No había nadie allí. Parecía extraordinario que todas aquellas piezas que zumbaban y giraban pudieran continuar funcionando por sí solas, sin más cuidado que el de alguna que otra visita del rey de la montaña.
Tanto fascinaba aquello a Bill, que durante unos momentos olvidó la urgencia de hallar la salida de la colina. Tenía algo de ensueño aquello: no parecía real.
Le hizo volver a la realidad un cabezazo que le dio «Blanquito» en las piernas. Dio un leve brinco. Luego asió a Lucy del brazo.
—¡Vamos! ¿En qué estoy pensando, que me paro de esta manera?
Jack había encontrado el corredor que partía del laboratorio. Les condujo por él, y llegaron a la gran cueva que vieron con anterioridad. La lámpara de Bill la barrió, pero no había nada en ella que ver. Luego se metieron por el pasadizo que llevaba a la cueva sin techo. Los niños empezaron a sentir que se hallaban cerca de la libertad de nuevo: ¡si es que encontraban la manera de desalojar la escala de cuerda de su escondite!
Pasaron junto a las mortecinas lámparas que, por una razón u otra, estaban encendidas por allí. Llegaron a la cueva, y la lámpara de Bill iluminó los cántaros de agua helada colocados en el fondo, para refresco de aquellos que hubiesen hecho la agotadora ascensión.
—Éste es el sitio en que se guarda la escala de cuerda —dijo Jack.
Y tomando la lámpara de Bill, buscó con su luz el hueco en que la dejaran arrollada.
Antes de que lo descubriera, Lucy tropezó con algo y cayó de golpe. Bill la ayudó a levantarse. Se había hecho daño en las rodillas, pero no exhaló ni una queja. Bill le dijo a Jack que dirigiera hacia allí la luz para ver en qué había tropezado la muchacha.
¡Era la escala de cuerda!
Allí estaba, extendida desde el hueco de la pared, cruzando el suelo, y desapareciendo luego por la orilla del precipicio en dirección a la caverna del lago.
—¡Mire! ¡Está descolgada la escala! —exclamó Jack, olvidándose de bajar la voz en su excitación—. ¡Oh, Bill, bajemos inmediatamente!
—Alguien debe de haber salido de la montaña esta noche —dijo Dolly—, dejándose la escala descolgada para subir a su vuelta. ¿Quién habrá sido? ¡Más vale que andemos con cuidado, por si nos topamos con quien sea!
—Jack, baja tú primero —ordenó Bill, que había estado examinando con gran interés la manera en que estaba sujeta la escala a la roca.
El procedimiento no podía ser más ingenioso. Bill vio cómo debían subir unos alambres desde la ruedecilla del lago hasta la palanca que soltaba a la escala, cayendo ésta entonces por su propio peso, y rodando hasta el borde de la cueva, donde acababa de desenrollarse al caer. No pudo ni imaginarse de qué modo volvía ésta a enrollarse, pero el cerebro capaz de concebir todas las sorprendentes cosas que había dentro de la montaña hallaría aquel problema extraordinariamente sencillo.
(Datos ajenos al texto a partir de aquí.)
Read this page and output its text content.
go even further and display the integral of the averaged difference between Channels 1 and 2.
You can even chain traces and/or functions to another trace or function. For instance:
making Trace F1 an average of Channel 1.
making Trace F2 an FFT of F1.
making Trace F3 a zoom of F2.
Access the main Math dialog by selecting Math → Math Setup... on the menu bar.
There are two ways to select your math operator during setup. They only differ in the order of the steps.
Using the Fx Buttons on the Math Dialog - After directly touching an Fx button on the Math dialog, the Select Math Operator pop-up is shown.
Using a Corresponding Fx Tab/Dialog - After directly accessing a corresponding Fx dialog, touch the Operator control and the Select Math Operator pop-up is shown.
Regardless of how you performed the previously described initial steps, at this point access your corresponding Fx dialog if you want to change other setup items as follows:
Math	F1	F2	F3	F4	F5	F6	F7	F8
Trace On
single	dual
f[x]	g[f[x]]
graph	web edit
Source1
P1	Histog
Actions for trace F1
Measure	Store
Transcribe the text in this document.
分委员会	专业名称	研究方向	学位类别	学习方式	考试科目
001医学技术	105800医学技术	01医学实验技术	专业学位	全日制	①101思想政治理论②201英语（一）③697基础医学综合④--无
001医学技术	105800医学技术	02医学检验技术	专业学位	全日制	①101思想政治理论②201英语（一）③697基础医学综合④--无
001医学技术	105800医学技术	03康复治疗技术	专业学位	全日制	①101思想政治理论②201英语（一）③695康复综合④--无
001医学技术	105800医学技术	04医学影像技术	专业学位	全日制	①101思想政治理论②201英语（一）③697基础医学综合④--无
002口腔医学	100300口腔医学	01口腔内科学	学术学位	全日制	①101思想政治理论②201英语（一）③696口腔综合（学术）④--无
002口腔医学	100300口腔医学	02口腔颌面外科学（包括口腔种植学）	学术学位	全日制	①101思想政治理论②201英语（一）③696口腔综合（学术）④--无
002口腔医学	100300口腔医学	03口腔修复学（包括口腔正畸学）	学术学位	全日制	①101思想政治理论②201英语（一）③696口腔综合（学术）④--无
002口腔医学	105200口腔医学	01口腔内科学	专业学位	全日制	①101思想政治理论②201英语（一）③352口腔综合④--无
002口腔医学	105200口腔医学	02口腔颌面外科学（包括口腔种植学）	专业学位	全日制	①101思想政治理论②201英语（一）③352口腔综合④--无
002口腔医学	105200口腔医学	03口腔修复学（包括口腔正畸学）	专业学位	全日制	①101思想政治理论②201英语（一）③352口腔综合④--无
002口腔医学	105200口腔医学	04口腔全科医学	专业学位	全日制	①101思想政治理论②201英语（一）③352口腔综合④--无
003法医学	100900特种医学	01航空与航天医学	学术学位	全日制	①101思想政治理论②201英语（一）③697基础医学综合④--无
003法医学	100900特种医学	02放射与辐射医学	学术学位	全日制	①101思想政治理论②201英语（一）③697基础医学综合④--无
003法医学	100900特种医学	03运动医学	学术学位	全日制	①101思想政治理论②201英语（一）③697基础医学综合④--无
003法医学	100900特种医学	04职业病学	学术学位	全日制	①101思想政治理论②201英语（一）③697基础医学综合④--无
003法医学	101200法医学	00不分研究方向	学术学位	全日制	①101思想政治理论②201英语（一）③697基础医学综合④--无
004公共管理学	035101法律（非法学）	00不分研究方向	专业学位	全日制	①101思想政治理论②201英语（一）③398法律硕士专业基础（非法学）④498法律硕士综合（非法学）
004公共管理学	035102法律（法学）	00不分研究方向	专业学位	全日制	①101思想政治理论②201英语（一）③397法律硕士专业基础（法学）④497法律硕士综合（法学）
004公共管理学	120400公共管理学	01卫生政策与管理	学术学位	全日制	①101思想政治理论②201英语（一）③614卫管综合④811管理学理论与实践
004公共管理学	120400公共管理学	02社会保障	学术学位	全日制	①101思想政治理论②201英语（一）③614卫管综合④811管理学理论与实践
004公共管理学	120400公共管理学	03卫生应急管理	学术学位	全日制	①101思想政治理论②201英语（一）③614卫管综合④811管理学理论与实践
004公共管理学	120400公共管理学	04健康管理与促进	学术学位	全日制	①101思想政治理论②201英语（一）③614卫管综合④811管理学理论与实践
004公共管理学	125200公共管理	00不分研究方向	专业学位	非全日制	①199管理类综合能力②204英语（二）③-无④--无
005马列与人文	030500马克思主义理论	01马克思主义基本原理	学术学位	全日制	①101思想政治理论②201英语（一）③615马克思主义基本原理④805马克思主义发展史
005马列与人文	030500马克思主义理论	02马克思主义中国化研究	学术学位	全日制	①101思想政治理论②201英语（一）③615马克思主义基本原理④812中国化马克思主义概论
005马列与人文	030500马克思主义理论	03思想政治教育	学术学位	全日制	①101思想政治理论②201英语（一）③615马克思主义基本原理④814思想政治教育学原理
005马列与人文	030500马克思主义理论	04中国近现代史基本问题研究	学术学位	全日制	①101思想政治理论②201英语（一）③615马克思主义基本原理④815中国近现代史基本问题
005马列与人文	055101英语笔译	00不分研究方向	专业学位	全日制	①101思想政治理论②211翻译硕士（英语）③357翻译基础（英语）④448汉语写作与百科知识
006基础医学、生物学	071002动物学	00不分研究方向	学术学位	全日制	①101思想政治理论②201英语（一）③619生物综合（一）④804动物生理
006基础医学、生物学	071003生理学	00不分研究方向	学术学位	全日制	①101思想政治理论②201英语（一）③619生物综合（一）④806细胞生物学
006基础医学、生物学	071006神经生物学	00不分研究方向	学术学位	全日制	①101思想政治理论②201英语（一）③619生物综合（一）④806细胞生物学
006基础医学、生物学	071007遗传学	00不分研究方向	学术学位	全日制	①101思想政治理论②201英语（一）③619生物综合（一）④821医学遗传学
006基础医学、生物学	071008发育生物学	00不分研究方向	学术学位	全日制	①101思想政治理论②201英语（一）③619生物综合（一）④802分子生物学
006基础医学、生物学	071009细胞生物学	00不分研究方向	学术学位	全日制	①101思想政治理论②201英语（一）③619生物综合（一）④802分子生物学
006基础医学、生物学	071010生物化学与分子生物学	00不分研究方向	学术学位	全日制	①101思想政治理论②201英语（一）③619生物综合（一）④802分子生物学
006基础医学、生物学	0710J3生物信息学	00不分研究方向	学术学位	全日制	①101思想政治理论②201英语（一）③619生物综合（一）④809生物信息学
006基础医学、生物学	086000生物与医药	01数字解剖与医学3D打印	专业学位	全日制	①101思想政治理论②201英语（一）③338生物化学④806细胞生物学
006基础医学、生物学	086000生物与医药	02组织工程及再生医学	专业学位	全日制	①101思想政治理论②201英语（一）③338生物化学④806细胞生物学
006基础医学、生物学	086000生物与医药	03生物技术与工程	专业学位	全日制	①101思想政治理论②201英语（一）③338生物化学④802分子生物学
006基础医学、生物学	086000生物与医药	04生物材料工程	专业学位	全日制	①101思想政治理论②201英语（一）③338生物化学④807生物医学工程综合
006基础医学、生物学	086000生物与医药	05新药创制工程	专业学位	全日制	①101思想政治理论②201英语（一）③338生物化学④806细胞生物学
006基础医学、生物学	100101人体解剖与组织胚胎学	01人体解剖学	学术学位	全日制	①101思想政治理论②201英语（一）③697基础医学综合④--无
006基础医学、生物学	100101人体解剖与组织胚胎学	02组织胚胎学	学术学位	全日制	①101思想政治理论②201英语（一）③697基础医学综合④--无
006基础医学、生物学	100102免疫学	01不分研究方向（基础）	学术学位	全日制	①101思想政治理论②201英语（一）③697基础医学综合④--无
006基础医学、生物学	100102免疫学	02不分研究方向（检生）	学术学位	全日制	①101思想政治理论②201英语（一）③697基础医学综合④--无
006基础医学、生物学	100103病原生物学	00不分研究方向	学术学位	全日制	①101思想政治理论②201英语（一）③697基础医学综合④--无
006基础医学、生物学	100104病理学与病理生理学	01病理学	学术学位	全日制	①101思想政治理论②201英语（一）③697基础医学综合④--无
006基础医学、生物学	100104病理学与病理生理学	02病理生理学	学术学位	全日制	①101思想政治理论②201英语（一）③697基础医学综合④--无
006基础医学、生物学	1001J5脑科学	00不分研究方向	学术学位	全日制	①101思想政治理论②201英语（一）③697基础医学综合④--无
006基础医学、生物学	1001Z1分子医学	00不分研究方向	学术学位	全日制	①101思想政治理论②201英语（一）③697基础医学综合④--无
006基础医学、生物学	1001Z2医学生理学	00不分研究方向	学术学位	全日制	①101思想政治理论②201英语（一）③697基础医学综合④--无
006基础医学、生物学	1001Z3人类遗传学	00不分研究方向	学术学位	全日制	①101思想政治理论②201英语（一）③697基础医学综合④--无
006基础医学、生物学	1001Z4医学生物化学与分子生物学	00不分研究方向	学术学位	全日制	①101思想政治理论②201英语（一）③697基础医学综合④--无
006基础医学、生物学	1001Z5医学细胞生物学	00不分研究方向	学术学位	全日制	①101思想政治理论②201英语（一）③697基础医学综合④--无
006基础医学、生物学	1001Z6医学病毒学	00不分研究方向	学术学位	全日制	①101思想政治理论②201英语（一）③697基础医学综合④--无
Jack se acercó al punto en que caía la escala. Se arrodilló y puso los pies en los travesaños. La escala daba la misma sensación de firmeza que la vez anterior. Estaba muy bien hecha y era fuerte.
—Bueno, allá voy —dijo el muchacho—. Mande a las niñas después, Bill, y sígalas usted luego. «Blanquito» se ha marchado ya por el agujero que él y los perros usan. No sé dónde estará ahora. Lo que sí me gustaría saber es qué ha sido del pobre «Kiki». No me gusta dejarle solo en esta horrible montaña.
Bill le enfocó con la lámpara. Las niñas vieron cómo desaparecía su cabeza, a medida que iba descendiendo peldaños.
—Baja tú ahora, Lucy —ordenó el detective—. Jack ya debe estar lo bastante abajo, conque no le pisarás la cabeza. Luego puede ir Dolly, y yo cerraré la marcha. No intentéis salir de la cueva de abajo hasta que esté yo con vosotros.
Jack estaba bajando lentamente. ¡Qué largo era aquel descenso! De pronto sucedió una cosa extraña. ¡La escala empezó a estremecerse bajo sus pies! Dejó de descender al punto.
—¡Dios Santo! —exclamó—. ¡Alguien sube! ¡Y yo estoy bajando! ¿Quién cielos puede ser?